The team studied 398 adults with community-acquired pneumonia across emergency departments, hospital wards, and ICUs.
They measured 35 plasma biomarkers and used machine learning to find patterns without assuming what the answer should look like. That produced three "immune dysregulation profile" stages (DIP1, DIP2, DIP3) and a continuous 0-to-1 score called cDIP.
They then tested whether just three blood markers could predict the full 35-marker pattern. They validated the result in five independent groups totaling 1,191 more patients.
Finally, they reanalyzed the CAPE COD trial — a randomized study of hydrocortisone in severe community-acquired pneumonia — to see if their score predicted who actually benefited.
The three-biomarker model predicted the full 35-biomarker dysregulation with about 91% accuracy for the stage classification.
Higher dysregulation was linked to higher mortality and more secondary infections. This held up independent of how sick the patient looked clinically — meaning the tool captured something severity scores missed.
Now for the part that may change how sepsis trials are run.
In the CAPE COD reanalysis, hydrocortisone helped survival only in patients classified as severely dysregulated (DIP3, or cDIP scores at the high end). Those patients also recovered their immune balance faster when given the steroid.
In less dysregulated patients, no survival benefit appeared. When the same trial was re-sliced by clinical severity alone, no such pattern emerged.
Here's where it gets interesting
This is precision medicine for the messiest field in hospital care.
Instead of treating everyone with severe pneumonia the same way, doctors could someday run three blood tests and decide who truly needs hydrocortisone.
That could mean better outcomes for the right patients — and sparing others the known risks of steroids.
Sepsis experts have argued for years that the field needs "endotypes" — biological subgroups — to move beyond one-size-fits-all care.
This paper offers one of the most practical endotyping tools so far. The fact that it was validated in five external cohorts, across different infections and care settings, is a major strength. The publicly available framework also means other research teams can test it right away.
Right now, this is a research tool. You cannot walk into your local ER and request a "DIP score."
But if you or a loved one is in the hospital with pneumonia or sepsis, the story is still hopeful. Sepsis care is moving from gut calls toward biology-guided decisions. The days of handing the same drugs to every patient may be ending.

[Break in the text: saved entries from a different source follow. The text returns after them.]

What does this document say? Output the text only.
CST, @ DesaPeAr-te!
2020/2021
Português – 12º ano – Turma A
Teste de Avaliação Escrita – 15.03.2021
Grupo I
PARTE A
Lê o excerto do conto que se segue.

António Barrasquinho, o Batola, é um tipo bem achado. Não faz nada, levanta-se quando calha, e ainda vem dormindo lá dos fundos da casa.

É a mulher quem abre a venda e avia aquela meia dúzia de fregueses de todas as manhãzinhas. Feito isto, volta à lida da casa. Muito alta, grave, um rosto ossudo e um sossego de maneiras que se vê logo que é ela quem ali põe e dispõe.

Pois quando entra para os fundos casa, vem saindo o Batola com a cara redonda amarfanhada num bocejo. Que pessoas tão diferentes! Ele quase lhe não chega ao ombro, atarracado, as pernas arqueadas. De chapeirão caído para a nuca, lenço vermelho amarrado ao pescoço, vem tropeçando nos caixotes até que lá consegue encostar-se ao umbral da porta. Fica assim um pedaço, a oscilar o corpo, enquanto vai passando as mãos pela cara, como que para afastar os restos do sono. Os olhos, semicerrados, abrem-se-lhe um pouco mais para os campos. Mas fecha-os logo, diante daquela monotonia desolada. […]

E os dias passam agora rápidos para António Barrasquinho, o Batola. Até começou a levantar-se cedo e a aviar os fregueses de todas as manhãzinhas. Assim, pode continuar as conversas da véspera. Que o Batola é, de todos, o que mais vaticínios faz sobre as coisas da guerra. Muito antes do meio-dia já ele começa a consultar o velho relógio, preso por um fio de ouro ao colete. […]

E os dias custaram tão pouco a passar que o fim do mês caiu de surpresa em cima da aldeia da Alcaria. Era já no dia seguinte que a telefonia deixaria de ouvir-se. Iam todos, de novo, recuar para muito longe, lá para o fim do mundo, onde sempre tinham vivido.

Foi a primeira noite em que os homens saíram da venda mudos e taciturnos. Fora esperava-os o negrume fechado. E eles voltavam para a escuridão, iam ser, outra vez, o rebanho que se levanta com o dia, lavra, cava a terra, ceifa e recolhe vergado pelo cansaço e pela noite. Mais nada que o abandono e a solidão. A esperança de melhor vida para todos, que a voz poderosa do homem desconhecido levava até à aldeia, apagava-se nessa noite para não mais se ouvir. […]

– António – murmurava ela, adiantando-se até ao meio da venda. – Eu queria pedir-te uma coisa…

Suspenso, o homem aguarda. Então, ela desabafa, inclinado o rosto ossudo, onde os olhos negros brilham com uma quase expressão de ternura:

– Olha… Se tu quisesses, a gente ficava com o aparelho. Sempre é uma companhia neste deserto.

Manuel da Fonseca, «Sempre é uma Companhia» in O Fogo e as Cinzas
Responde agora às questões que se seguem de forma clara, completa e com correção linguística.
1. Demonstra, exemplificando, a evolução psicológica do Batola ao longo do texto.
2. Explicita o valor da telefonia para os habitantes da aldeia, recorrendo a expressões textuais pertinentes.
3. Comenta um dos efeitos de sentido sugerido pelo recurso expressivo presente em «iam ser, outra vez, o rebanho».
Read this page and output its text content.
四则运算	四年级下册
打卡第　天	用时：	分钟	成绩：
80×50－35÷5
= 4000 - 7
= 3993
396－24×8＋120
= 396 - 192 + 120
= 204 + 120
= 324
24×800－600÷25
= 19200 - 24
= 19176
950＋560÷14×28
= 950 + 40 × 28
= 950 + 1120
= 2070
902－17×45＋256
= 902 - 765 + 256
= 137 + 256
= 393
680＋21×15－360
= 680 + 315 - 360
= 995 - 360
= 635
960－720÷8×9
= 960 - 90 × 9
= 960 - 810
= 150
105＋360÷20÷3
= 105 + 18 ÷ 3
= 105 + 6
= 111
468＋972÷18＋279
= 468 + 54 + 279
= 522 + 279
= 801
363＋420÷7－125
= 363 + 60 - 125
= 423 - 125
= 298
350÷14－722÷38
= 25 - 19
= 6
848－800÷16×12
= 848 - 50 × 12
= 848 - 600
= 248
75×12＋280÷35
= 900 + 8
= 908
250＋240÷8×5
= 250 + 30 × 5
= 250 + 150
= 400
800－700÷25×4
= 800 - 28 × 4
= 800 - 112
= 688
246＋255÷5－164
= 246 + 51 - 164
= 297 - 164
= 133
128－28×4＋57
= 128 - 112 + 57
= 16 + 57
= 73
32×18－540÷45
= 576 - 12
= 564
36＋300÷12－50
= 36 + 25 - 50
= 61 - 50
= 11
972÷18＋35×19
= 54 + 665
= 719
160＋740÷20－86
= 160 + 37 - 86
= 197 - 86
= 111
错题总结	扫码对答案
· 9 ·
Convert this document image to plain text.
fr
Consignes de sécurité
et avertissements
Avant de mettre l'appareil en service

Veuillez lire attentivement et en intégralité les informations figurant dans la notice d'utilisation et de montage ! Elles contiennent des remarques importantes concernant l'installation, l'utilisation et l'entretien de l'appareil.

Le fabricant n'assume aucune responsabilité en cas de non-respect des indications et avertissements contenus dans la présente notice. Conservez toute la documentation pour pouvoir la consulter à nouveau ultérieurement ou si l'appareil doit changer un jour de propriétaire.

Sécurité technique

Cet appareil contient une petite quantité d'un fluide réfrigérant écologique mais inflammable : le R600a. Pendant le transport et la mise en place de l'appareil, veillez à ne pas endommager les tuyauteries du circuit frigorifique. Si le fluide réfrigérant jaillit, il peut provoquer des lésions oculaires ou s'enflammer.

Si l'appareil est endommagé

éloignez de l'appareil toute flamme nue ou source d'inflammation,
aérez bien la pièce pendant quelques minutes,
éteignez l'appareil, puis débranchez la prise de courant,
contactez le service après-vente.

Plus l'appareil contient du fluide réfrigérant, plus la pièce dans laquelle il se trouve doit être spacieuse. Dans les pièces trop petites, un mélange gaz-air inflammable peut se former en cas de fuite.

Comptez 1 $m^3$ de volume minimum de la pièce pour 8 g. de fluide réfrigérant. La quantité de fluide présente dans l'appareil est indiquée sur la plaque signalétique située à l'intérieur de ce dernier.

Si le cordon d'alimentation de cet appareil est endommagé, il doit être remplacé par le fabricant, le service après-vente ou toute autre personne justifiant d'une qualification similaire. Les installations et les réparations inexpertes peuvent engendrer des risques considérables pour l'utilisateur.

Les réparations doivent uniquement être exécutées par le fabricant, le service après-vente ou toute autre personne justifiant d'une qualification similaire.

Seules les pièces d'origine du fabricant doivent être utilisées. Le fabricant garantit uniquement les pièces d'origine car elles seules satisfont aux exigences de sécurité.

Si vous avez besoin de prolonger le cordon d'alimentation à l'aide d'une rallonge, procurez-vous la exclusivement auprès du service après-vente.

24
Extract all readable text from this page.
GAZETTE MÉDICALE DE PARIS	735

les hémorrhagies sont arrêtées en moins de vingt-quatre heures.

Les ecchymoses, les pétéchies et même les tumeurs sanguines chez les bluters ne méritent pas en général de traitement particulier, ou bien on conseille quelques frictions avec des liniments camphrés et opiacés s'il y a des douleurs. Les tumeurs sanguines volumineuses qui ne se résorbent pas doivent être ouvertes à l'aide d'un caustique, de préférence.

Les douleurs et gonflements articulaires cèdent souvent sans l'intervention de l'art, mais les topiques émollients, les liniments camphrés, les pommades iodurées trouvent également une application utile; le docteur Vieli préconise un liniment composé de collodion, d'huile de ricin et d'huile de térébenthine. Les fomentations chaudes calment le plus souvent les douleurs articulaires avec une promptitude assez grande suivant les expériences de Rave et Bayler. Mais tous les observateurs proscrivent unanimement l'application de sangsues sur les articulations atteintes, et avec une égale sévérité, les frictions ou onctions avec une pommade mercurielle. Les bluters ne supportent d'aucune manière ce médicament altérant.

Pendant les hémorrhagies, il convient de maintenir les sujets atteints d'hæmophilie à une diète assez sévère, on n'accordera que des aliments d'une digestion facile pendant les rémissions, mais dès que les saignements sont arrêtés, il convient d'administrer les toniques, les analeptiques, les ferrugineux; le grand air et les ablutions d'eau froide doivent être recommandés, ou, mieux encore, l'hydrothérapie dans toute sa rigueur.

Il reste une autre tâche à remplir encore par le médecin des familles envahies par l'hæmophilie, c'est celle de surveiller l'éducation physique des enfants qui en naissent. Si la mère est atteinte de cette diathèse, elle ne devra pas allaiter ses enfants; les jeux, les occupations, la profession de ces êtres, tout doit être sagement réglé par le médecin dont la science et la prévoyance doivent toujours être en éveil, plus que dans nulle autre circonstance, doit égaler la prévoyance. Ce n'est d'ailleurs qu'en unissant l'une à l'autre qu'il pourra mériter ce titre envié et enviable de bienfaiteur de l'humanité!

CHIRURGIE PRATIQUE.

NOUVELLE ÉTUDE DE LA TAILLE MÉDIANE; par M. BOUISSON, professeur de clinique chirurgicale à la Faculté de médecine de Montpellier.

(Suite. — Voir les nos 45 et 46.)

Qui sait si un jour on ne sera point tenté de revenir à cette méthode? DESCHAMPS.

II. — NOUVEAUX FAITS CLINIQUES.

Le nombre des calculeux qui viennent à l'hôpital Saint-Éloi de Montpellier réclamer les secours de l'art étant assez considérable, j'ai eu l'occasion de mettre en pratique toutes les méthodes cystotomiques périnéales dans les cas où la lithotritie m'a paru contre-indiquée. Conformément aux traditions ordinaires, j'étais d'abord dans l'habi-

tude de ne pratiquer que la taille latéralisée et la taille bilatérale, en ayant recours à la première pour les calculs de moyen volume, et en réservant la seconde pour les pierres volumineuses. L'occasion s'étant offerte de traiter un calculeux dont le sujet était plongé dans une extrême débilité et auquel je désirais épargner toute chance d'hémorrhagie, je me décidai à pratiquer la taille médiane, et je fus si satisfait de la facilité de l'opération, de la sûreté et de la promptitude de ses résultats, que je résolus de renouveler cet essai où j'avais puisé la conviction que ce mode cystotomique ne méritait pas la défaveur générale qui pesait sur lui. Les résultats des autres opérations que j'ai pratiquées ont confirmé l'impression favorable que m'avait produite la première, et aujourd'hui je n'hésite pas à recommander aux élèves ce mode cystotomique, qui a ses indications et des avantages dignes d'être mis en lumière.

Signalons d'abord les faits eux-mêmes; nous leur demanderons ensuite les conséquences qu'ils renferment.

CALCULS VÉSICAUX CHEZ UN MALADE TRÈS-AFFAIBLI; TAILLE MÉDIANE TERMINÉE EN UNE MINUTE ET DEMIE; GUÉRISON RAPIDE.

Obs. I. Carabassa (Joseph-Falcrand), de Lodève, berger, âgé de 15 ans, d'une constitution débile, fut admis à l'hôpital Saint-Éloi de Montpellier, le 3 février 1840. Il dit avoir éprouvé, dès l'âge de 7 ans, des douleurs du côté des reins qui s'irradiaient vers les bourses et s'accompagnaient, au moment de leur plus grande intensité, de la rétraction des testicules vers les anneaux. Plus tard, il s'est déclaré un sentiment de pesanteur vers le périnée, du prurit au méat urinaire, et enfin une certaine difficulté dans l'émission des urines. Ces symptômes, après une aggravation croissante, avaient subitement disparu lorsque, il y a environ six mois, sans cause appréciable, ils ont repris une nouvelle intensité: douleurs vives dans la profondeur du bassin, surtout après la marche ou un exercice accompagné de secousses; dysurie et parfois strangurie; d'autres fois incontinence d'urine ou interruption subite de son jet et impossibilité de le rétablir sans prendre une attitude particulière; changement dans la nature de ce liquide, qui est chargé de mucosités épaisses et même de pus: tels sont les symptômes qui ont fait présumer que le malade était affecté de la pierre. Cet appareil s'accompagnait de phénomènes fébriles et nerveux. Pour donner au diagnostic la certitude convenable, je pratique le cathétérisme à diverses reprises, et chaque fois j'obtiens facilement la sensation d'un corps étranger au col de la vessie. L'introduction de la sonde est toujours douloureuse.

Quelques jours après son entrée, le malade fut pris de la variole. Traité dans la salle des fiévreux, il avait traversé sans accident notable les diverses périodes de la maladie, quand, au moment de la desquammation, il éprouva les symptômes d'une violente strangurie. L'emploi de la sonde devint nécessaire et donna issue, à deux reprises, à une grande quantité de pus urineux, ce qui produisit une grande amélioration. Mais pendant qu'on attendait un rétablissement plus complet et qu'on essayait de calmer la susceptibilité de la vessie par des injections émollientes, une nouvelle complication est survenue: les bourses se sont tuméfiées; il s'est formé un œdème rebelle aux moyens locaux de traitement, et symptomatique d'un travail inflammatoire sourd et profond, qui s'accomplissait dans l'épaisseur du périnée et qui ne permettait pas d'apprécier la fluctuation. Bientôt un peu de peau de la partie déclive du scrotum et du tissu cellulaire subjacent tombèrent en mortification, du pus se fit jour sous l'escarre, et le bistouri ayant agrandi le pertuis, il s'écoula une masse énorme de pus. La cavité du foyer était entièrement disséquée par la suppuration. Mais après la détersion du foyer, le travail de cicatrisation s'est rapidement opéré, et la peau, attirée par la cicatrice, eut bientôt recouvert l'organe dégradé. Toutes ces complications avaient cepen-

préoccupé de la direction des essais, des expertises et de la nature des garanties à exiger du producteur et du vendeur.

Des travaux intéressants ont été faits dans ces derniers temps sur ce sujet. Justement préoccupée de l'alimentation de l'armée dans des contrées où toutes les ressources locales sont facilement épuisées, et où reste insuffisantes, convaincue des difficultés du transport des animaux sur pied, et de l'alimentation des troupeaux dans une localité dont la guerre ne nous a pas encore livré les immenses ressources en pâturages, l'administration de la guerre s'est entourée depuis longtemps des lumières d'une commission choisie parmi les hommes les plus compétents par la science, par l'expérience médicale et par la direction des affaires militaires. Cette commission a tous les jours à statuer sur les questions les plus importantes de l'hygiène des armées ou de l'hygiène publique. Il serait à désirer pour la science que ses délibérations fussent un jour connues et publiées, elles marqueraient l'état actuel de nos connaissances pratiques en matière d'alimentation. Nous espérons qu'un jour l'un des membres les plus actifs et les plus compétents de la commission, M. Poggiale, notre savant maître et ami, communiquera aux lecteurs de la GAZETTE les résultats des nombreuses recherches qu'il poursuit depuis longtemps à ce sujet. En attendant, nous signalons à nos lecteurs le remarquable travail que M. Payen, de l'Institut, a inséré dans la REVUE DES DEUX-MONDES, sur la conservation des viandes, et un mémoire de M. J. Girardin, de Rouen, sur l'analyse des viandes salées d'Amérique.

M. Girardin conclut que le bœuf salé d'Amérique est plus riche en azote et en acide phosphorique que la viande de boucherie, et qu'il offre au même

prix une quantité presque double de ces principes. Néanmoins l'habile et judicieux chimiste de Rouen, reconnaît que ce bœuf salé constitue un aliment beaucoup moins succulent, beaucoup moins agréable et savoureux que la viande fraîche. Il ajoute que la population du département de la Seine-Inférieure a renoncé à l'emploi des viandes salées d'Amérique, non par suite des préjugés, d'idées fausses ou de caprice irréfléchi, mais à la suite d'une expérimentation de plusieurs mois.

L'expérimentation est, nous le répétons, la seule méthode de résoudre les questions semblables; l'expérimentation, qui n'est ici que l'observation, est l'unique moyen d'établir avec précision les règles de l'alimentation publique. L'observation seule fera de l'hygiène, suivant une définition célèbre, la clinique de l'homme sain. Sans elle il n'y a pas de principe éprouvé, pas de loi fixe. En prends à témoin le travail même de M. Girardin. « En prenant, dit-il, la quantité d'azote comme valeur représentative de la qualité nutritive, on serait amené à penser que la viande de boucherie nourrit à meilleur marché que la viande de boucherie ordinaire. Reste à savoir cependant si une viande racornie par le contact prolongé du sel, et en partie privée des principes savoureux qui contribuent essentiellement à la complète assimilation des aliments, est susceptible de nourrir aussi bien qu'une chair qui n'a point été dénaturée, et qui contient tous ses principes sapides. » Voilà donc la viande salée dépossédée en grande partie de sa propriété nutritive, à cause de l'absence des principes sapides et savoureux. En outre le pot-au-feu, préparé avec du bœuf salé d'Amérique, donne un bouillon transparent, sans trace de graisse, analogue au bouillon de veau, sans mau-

If you're in a clinical trial for a sepsis therapy, ask whether the trial uses an immune stratification tool. Increasingly, the answer may be yes — and that is good news.
The study is largely observational and retrospective for the key treatment findings.
The hydrocortisone analysis reused an existing randomized trial rather than testing the tool prospectively. That's a strong hint, not a final answer. Some cohorts were also small in certain subgroups.
Finally, real-world labs will need to validate that procalcitonin, soluble TREM-1, and IL-6 can be measured reliably and quickly enough for bedside decisions.
The next step is a prospective trial that assigns hydrocortisone based on the DIP or cDIP score and measures outcomes directly.
If that works, sepsis care could shift toward "right drug, right patient, right time" — a long-held goal of critical care. For now, the framework is publicly available for other teams to build on.